An automatic pattern kicks in here: if it’s unpleasant, it must be a miss. But “a miss” is more about no reaction. And here, a reaction has already happened - and a fairly distinct one at that.
Two different situations
It’s easy to confuse two situations, though there’s a real difference between them.
The first: the card barely evokes anything. You look at it and feel neither interest, nor aversion, nor tension. The image just passes by. In that case, there’s genuinely little to latch onto.
The second: the card evokes clear discomfort. Irritation. A desire to remove it from the table. Disagreement. Sometimes mild anxiety. Sometimes a reaction like “this is definitely not about me.” You might feel it in your body too - as tightening, a wish to push it away, a turning away.

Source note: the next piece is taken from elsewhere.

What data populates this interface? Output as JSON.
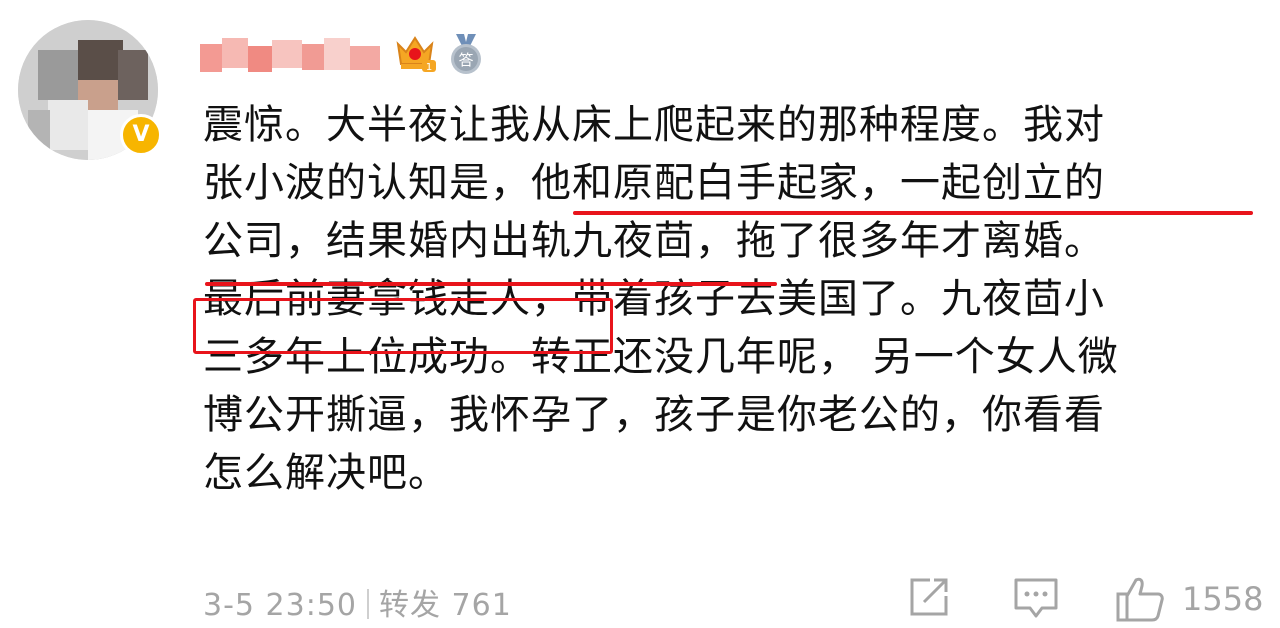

In the first case, there’s almost no reaction. In the second, a reaction is present and stays uncomfortable. Which means in the second case, there’s already material for observation. Not in the card itself, but in what’s happening with you as you look at it.
Shifting focus: from the card to the reaction
When a card feels unpleasant, the natural move is to figure out what’s wrong with it. Why does this image irritate? What does it “mean”? But that line of thinking quickly leads into trying to decode the card itself, as if the meaning were in the card.
A different turn helps more here. Look not at the “meaning of the card” but at your own reaction. What exactly feels unpleasant? Do you want to look away? Is there an urge to argue with the image? Does a specific detail on the card bother you, or is it more of an overall feeling? Is there tension in the body, a desire to push the card away, to avert your gaze?
This isn’t complex analysis. It’s closer to simple observation of what already happened. The reaction doesn’t need urgent decoding. Noticing it is enough to start with. Sometimes that alone is enough to see a little more than what was visible in the first second.
What this looks like
Say you draw a card showing a figure with its back to the viewer - a dark room, someone walking away. First reaction: unpleasant. You want to put the card back immediately. A thought appears: “This isn’t mine, better draw another one.”
But instead, you stay with it for a few seconds and notice not the scene, but your reaction. Not sadness, not confusion, but specifically irritation. As if the image itself evokes an internal disagreement. You don’t need to understand why right away. It’s enough to notice the bare fact: this makes me angry.
Nothing big has to happen at this point. Maybe a slightly clearer observation simply appears: it’s not that the card is “bad” - it’s that you have a quite specific reaction to it. The focus shifts from judging the card to attention toward yourself. And that’s already enough.
From there, different things can happen. You might want to write down a couple of words. The sensation might shift after a minute. Or it might not - and then you can calmly set the card aside.
What you can do - without pressure
If a card evokes an unpleasant feeling and you don’t want to put it away immediately, you can try a few simple steps. Not as a mandatory protocol, but as a gentle way to be with this moment.
Name the reaction. In one word or a short phrase: irritation, tension, anxiety, boredom, disagreement. Don’t explain, don’t look for the cause - just name it.
Stay a little longer. Don’t force yourself to keep looking. A brief pause is enough - literally ten to fifteen seconds - to notice whether something shifts or the feeling stays the same.
Write it down, if you feel like it. You can note a single phrase about what became noticeable. Not a conclusion or an interpretation, but an observation. For example: “Irritation when looking at the figure with its back turned.”
Set the card aside if no contact emerges. If after a short pause nothing becomes clearer, or you simply don’t want to stay with this image any longer, you can put the card away. That’s not a mistake and not an omission.
When the card feels wrong
When you don’t like a card, it doesn’t necessarily mean it “doesn’t fit.” And it doesn’t mean you need to stay with it at all costs. It means one thing only: the image evoked a response, and that response turned out to be unpleasant.
Aversion is not a mistake and not a special signal. It’s one form of reaction to an image. You can be with it calmly: notice it, name it, stay with it for a moment if you want to. Or set the card aside if you don’t.
One thing is enough here: don’t dismiss your reaction too quickly. Sometimes a short pause is all it takes to see that something has already happened. After that, you yourself decide what to do with it.